Jessica Alba then is somewhat of an enigma, a familiar name, and yet not one that has starred in a hugely successful film or franchise. And sadly for the 43-year-old actress, her latest offering doesn’t change anything.
Returning to her home town of Creation is Parker; she’s taking leave from her position in the army to see her father, only to find he is dead. Oops.
The sheriff of the town, Jesse (Mark Webber), who also happens to be an old boyfriend of hers, believes that it may have been suicide, but Parker knows her father wouldn’t have done that.
And it doesn’t take long for her to discover that there is more going on in her home town than meets the eye, and somehow it has something to do with her father’s death too. Whatever it is, she will get to the bottom of it.
It’s been five years since Alba’s last appearance in film, the semi aptly titled Killers Anonymous, which she co-starred in, but this is quite a rarity in being an out and out star vehicle for Alba.
It is the first film in English for Indonesian filmmaker Mouly Surya, who has only made three films previous to this one. And on this evidence, she doesn’t come across as being anywhere prepared for a fairly big budgeted American action film.
The main problem with the film is the script, which is woeful beyond words. Perhaps it was more exciting in translation for Surya, but the result certainly doesn’t translate to the screen.
It involves a pathetic arms deal that goes wrong, where the arms are stored in an abandoned mine. It is then, a story that was better suited for the passengers of the Mystery Machine Van to solve, one where the perpetrators would have gotten away with it if it wasn’t for those pesky kids, not Jessica Alba.
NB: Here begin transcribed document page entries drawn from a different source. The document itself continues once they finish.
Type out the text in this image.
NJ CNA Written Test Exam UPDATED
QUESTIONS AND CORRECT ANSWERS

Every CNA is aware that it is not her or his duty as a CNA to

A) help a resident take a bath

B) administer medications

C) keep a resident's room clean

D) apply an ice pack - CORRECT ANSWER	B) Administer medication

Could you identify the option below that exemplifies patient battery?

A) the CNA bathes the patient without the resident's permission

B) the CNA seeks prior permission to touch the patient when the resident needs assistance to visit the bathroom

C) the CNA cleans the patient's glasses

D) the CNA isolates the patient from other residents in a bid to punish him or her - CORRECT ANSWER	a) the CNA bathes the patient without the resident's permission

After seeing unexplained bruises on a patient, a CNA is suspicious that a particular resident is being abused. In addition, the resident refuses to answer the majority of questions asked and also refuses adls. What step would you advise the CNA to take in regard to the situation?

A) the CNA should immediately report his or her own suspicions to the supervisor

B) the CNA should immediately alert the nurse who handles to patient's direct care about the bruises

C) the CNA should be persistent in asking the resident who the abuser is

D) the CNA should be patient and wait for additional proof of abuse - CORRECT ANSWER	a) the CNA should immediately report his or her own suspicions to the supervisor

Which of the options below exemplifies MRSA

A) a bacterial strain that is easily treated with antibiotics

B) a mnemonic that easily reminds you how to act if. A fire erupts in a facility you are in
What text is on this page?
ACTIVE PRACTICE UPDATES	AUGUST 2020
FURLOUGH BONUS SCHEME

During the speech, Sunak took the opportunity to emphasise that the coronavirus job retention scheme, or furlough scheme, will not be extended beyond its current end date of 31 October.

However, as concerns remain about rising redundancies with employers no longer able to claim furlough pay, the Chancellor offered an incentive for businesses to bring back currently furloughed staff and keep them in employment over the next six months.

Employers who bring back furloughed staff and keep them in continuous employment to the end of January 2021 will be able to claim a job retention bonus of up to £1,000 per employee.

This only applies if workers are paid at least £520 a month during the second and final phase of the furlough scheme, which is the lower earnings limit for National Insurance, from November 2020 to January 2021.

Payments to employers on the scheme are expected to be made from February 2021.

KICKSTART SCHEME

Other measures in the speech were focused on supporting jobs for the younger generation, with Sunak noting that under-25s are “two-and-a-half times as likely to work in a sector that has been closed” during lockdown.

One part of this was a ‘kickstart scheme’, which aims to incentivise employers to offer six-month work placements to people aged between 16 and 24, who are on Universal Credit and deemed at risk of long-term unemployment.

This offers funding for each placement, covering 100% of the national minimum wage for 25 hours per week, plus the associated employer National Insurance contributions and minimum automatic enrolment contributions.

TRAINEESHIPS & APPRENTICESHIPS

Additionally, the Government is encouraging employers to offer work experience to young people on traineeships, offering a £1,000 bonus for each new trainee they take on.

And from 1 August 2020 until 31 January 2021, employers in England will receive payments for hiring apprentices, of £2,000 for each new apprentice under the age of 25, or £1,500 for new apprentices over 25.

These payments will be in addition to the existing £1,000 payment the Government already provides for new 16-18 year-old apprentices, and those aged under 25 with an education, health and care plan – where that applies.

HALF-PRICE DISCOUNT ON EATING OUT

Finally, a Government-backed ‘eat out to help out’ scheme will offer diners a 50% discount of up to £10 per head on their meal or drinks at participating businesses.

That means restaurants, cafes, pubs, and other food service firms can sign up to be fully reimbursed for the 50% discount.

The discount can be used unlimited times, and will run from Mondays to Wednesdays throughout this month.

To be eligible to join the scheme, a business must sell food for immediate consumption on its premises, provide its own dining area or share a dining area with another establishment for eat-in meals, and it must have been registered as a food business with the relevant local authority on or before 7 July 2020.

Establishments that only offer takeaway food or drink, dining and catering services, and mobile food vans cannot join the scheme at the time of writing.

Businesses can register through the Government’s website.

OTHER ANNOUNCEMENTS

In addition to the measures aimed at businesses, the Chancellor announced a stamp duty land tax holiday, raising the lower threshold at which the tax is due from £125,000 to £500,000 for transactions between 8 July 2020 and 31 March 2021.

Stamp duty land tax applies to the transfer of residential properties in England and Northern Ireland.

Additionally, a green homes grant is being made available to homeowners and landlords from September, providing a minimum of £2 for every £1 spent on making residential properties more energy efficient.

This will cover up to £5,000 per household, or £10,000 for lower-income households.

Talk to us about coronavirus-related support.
Alba does well, showing that at even 43 she’s more than competent to be an action hero, but some of the dialogue, like much of the supporting cast, is utterly forgettable.
It’s ironic then for an actress to pick a project, that she is clearly the headline act of, keen to resonate with audiences once again, only to be remembered here for all the wrong reasons, making neither the return nor the impression she was probably hoping for.